My Zen Mode: On the days I am Zen Jen, I truly believe that I can save 97% of my paycheck. Food? Pshh, what’s that? Clothing? I’ll wear the clothes I bought in junior high. Shoes? I’ll walk barefoot in the snow 5 miles uphill. I check over my finances and physically cannot understand how I am seeing the amount of red charges on my screen. There must be some kind of mistake. Maybe my card was stolen. $8.07 for a salad at Prett? $39.45 for a tank top at Ann Taylor? $29.99 for a phone case from Amazon? No, no, no. Completely unacceptable. Never. Happening. Ever. Again.
My Credit Card is on Fire Mode: On the days I couldn’t be further from zen, I basically act as though I am single-handedly keeping the United States Stock Market afloat. I purchase everything from chewing gum (even though I have a huge box from Costco) to heels (which I will never ever ever wear) to exercise clothes (if you’ve read this blog even once you know that’s just laughable). I’ll buy a Groupon for a new restaurant, book a massage at a local spa, or sign up for Amazon Prime because, hello, who doesn’t like free 2-day shipping?
I sit and think to myself Why should I hold myself back from living my life? Do I work to live or live to work? (Also a very easy answer if you’ve read this blog.) Do I really want to eat frozen lunches every afternoon and skip the caffeinated Starbucks’ Caramel Macchiato that could very well save someone’s life when it enhances my mood significantly? I can’t imagine being one of those people who dies with a huge bank account and no plane miles under my belt, designer bags on my arm, or expensive perfume on my neck. What’s the point of going to a job day after day to earn a paycheck, yet all the while denying myself the tiny luxuries that make me not want to kill myself – I mean, um, the tiny luxuries that make my day better?

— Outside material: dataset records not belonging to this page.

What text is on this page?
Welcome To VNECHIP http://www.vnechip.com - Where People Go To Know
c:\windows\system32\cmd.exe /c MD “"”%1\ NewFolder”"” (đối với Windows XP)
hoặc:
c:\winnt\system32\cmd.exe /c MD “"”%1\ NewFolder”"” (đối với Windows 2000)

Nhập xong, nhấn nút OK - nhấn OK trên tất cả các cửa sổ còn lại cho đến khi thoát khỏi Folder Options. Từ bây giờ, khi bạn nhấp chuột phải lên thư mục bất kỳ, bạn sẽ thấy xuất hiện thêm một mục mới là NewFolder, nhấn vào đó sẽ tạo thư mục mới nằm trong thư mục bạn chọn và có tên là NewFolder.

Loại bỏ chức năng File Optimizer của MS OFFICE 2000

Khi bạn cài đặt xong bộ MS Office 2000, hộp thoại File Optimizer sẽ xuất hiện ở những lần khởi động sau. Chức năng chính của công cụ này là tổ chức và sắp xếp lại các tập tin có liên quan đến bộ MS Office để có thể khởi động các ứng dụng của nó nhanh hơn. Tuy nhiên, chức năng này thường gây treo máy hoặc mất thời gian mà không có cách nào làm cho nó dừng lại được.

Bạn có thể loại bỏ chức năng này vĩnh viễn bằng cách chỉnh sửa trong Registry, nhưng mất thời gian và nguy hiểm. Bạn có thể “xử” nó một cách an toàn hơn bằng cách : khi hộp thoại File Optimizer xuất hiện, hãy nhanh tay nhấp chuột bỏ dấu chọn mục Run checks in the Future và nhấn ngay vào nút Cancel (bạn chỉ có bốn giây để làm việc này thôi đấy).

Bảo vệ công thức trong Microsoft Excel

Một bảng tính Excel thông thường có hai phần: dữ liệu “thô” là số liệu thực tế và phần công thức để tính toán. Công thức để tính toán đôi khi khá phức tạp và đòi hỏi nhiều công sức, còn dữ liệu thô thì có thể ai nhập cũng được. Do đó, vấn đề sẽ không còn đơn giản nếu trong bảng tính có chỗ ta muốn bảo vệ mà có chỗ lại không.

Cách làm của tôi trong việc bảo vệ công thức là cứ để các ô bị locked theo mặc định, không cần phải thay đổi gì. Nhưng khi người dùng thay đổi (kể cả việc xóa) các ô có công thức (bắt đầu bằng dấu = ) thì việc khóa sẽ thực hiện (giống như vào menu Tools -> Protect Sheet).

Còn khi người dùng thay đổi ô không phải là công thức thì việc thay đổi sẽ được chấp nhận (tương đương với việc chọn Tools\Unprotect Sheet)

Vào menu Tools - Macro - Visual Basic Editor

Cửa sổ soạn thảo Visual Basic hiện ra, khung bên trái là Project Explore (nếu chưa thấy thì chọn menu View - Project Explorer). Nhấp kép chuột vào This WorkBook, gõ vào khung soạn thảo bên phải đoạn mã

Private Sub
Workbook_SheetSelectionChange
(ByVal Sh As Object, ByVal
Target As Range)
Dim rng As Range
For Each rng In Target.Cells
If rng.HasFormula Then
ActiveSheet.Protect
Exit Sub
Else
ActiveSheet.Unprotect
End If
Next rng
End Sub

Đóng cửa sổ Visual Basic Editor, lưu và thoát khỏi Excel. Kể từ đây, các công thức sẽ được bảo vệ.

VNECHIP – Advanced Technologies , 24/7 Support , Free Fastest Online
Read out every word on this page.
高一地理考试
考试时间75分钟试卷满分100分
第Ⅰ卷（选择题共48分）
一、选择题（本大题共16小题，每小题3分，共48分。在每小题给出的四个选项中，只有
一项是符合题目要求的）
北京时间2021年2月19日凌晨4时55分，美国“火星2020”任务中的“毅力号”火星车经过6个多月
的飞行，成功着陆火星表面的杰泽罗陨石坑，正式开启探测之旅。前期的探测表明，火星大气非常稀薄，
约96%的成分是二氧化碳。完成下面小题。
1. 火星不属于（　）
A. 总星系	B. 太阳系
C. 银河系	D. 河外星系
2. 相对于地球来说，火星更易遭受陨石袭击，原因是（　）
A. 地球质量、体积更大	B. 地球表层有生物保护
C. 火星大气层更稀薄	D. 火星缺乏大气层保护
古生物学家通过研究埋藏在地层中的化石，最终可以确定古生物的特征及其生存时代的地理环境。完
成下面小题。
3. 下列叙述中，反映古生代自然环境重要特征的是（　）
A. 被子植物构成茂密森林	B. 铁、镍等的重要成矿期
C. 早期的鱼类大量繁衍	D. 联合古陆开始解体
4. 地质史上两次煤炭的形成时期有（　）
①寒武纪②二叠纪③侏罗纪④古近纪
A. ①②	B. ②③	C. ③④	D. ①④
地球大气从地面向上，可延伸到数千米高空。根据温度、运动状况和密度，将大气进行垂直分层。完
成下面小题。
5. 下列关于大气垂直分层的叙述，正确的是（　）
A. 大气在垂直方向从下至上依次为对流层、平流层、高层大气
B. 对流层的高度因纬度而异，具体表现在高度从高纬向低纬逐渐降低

In the end, I have basically decided that the only healthy way to live is to be a mix of both Zen and Fire. If you are always frugal, you will not only be unhappy, but you’ll also get a reputation among your friends as the cheap, boring one who never comes out or gets anyone birthday gifts. If you are always quick-with-the-card, you’ll be in debt up to your eyeballs and will constantly have anxiety when every paycheck is spent before it’s even in your grubby little palm. Plus you’ll probably be a little fatter if you’re anything like me.